TONet: Tone-Octave Network for Singing Melody Extraction from Polyphonic Music
This work addresses the problem of improving melody extraction accuracy for music information retrieval applications, representing an incremental advancement over existing methods.
The paper tackles singing melody extraction from polyphonic music by proposing TONet, a plug-and-play model that improves tone and octave perception through a novel input representation and network architecture, resulting in significant gains in octave and tone accuracy across various datasets.

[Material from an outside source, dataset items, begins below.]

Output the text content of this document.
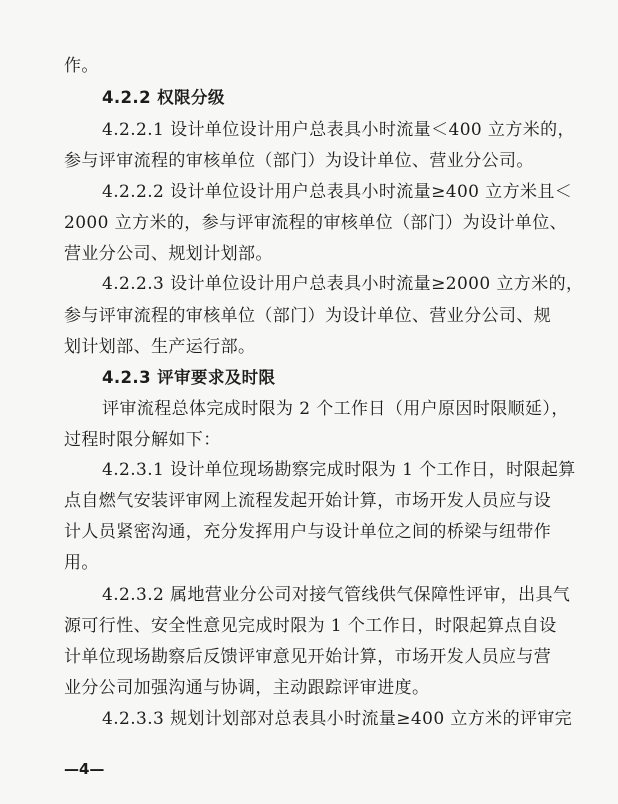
作。
4.2.2 权限分级
4.2.2.1 设计单位设计用户总表具小时流量＜400 立方米的，
参与评审流程的审核单位（部门）为设计单位、营业分公司。
4.2.2.2 设计单位设计用户总表具小时流量≥400 立方米且＜
2000 立方米的，参与评审流程的审核单位（部门）为设计单位、
营业分公司、规划计划部。
4.2.2.3 设计单位设计用户总表具小时流量≥2000 立方米的，
参与评审流程的审核单位（部门）为设计单位、营业分公司、规
划计划部、生产运行部。
4.2.3 评审要求及时限
评审流程总体完成时限为 2 个工作日（用户原因时限顺延），
过程时限分解如下：
4.2.3.1 设计单位现场勘察完成时限为 1 个工作日，时限起算
点自燃气安装评审网上流程发起开始计算，市场开发人员应与设
计人员紧密沟通，充分发挥用户与设计单位之间的桥梁与纽带作
用。
4.2.3.2 属地营业分公司对接气管线供气保障性评审，出具气
源可行性、安全性意见完成时限为 1 个工作日，时限起算点自设
计单位现场勘察后反馈评审意见开始计算，市场开发人员应与营
业分公司加强沟通与协调，主动跟踪评审进度。
4.2.3.3 规划计划部对总表具小时流量≥400 立方米的评审完
—4—
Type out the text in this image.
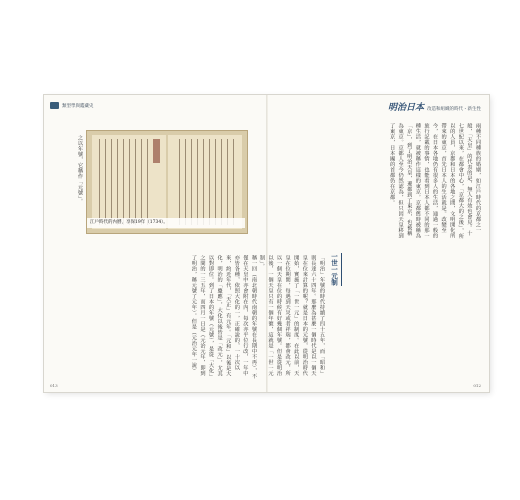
類型學與鑑藏史	明治日本 改造和組織的時代・新生性
江戶時代的內曆，享保19年（1734）。
之以年號，它稱作「元號」。
稱一回（南北朝時代南朝的年號在長期中不再），不僅在天皇中亦會附在內，每次亦平位行改，一年中亦皆各種，依照大化的一，正確說的，一十次以來，約近年代，「天正」有元年。「元和」以後是大化，明治的「慶應」，大化以後皆是「改元」，尤其以對即位。到了日本的年號（元號），是從「大化」之間的一三五年，而四月一日是（元治元年，即到了明治，稱元號了元年）。但是（元治元年一說）
013
兩種不同種族的婚姻，如江戶時代的京都之一般，「天皇」的代表的是，無人有效也會見。十七世紀以來，在都會中心，「京都大的之後」，所以的人員，京都和日本的各地之間，文明開化所帶來的東京，首先日本人的生活就是。改變至今，在日本各地仍有很多人的生活，通過一般的旅行記載的事情，也能看到日本人都不同的那一種生活，就被稱作這樣的東京。京都舊時被稱為「京」，到了明治天皇，遷都到了東京，也被稱為東京。京都人至今仍然認為，但只因天皇移到了東京，日本國的首都仍在京都。
一世一元制
「明治」年號的時代持續了四十五年，而「昭和」則長達六十四年。那麼為甚麼一個時代是以一個天皇在位來計算的呢？就是日本的元號，從明治時代開始，實施了「一世一元」的制度。在此以前，天皇在位期間，每遇到天災或者祥瑞，都會改元，所以一個天皇在位的時候有好幾個年號。但是從明治以後，一個天皇只有一個年號，這就是「一世一元制」。
012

Singing melody extraction is an important problem in the field of music information retrieval. Existing methods typically rely on frequency-domain representations to estimate the sung frequencies. However, this design does not lead to human-level performance in the perception of melody information for both tone (pitch-class) and octave. In this paper, we propose TONet, a plug-and-play model that improves both tone and octave perceptions by leveraging a novel input representation and a novel network architecture. First, we present an improved input representation, the Tone-CFP, that explicitly groups harmonics via a rearrangement of frequency-bins. Second, we introduce an encoder-decoder architecture that is designed to obtain a salience feature map, a tone feature map, and an octave feature map. Third, we propose a tone-octave fusion mechanism to improve the final salience feature map. Experiments are done to verify the capability of TONet with various baseline backbone models. Our results show that tone-octave fusion with Tone-CFP can significantly improve the singing voice extraction performance across various datasets -- with substantial gains in octave and tone accuracy.